Confluence: Adoption and Adaptation of Loving-Kindness and Compassion Practice in Buddhist and Secular Contexts
合流:慈悲修行在佛教與世俗脈絡下的接受與調適
Dawn P. Neal
 
     Contemporary Buddhists are adapting loving-kindness and compassion praxis. Using three vignettes, the author explores how the distinct practices of loving-kindness and compassion are being appropriated and altered both in Buddhist religious traditions, and in secular environments.
     This discussion examines the adaptation process from two perspectives. First, this article explores how three teachers, North American, Taiwanese, and Tibetan-North American respectively, adapt loving-kindness and compassion practices, and what purposes these adaptations serve in their contexts. Second, the author highlights some textual sources the teachers use when adapting or secularizing loving-kindness and compassion practices. Primary focus is on the Mettā Sutta and the Visuddhimagga, perhaps the most influential Theravāda compendium in contemporary Buddhism. The phrases and categories of loving-kindness praxis in the Visuddhimagga now appear nearly verbatim in teachings of secular compassion practice. This cross-fertilization occurs directly between Buddhist traditions as well.
     In the American example of Sojun Mel Weitsman, a foundational influence on modern Sōtō Zen Buddhism as developed at the Berkeley and San Francisco Zen centers, Weitsman presents his adaptation of the Mettā Sutta in response to his community's request for greater address given to love and compassion. In Taiwan, Ven.
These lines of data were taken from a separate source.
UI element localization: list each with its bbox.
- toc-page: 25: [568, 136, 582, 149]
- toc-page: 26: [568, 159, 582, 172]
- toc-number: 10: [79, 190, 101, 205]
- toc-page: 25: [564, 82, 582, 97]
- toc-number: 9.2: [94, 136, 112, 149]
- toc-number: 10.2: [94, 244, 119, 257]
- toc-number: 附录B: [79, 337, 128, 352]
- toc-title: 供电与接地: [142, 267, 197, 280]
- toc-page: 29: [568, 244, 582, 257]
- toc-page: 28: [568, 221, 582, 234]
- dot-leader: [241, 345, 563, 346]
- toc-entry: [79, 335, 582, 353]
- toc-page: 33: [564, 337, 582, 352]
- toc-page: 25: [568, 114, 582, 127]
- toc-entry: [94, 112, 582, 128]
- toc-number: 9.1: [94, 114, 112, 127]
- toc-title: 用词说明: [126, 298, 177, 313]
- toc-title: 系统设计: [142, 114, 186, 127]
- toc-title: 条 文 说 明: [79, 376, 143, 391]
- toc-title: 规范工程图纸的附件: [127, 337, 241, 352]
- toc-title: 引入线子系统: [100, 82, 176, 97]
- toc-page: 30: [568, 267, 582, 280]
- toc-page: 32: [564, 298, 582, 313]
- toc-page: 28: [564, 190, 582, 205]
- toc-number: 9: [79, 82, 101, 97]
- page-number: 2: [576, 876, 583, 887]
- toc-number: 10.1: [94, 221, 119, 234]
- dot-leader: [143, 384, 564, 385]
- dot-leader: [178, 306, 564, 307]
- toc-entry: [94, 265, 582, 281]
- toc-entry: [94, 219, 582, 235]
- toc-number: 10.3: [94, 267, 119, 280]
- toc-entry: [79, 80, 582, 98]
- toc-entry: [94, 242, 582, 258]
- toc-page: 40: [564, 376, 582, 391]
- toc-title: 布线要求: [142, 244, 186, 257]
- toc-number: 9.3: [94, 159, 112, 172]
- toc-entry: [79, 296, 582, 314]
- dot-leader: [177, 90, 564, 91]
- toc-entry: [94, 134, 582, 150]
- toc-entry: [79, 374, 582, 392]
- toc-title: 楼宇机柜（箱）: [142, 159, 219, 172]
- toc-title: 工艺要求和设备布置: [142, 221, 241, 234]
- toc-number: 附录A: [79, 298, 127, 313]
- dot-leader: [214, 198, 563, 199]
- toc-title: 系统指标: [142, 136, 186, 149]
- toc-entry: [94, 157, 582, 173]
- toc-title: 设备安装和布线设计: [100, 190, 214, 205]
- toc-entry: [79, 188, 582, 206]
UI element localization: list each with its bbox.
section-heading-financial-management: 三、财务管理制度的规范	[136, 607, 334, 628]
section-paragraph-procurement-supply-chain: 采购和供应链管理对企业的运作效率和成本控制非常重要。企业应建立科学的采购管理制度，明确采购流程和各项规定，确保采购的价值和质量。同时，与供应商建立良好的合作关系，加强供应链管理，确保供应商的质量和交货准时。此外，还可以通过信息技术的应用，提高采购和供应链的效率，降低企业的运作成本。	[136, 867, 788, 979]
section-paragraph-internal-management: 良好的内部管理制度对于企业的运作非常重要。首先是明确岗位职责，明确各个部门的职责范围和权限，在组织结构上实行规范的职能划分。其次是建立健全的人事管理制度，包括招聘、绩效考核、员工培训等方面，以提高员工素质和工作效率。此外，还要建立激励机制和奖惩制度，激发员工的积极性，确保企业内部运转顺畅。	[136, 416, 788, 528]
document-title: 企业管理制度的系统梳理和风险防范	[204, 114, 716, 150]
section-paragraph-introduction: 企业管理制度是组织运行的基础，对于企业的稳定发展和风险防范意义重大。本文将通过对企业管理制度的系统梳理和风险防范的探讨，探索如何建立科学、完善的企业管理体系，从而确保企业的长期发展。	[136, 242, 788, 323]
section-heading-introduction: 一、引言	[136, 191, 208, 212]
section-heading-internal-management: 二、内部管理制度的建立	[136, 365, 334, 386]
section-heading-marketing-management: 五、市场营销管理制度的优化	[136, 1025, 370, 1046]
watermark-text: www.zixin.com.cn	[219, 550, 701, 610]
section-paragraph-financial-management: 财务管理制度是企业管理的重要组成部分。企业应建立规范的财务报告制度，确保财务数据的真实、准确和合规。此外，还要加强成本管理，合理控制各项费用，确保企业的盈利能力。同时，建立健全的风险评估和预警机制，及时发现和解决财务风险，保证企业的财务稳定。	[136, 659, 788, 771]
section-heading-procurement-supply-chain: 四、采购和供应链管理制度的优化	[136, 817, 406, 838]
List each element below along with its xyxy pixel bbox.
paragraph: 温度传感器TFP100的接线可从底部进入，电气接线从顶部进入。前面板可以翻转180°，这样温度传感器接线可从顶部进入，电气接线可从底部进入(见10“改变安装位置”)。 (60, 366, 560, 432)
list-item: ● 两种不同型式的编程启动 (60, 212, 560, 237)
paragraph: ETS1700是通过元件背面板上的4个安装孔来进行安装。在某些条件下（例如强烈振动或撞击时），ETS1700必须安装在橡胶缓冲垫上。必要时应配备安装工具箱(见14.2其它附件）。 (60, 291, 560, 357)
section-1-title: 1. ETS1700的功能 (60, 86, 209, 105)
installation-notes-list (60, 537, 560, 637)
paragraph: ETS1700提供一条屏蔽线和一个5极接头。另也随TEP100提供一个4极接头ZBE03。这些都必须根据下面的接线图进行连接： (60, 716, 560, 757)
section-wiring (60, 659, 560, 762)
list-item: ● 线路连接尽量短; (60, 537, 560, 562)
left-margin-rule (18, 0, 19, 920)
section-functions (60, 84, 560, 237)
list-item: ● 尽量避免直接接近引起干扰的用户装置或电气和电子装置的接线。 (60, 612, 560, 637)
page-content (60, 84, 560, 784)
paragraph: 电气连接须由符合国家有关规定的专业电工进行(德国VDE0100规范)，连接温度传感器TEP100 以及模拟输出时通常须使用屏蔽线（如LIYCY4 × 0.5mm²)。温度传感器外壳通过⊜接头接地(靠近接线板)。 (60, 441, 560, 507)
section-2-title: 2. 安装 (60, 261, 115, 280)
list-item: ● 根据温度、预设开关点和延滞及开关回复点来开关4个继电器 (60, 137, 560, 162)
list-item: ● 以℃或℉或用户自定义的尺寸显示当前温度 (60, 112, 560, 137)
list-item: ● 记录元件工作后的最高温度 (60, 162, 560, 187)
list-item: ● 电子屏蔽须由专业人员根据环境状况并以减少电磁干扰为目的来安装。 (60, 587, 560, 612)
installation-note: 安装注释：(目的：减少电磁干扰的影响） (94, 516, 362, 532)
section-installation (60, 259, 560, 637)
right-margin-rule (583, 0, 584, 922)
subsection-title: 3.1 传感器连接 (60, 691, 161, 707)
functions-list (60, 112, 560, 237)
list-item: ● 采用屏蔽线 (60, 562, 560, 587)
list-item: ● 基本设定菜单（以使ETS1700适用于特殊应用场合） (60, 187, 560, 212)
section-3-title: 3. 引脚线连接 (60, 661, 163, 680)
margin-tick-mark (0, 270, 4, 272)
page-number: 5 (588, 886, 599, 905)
Bhikṣuṇī Zinai of the eclectically influenced Luminary International Buddhist Society incorporates adaptation of both the Visuddhimagga and Mettā Sutta in a secular Compassionate Prenatal Education program, which addresses the needs of expectant mothers using loving-kindness practice. Third, Tibetan Buddhist scholar Geshe Thupten Jinpa and coauthors incorporate phrasing and methodology of loving-kindness identical to that written in the Visuddhimagga, in addition to Tibetan Buddhist texts, as part of their secular program of Compassion Cultivation Training. Each of these adaptations reflect a concern with quality of life and well-being in their adaptation of canonical material. In short, this paper provides a small amount of primary research documenting the cross-fertilization and adaptation of praxis and textual sources within contemporary, globalizing, Buddhism and the secular practices of loving-kindness and compassion derived from it.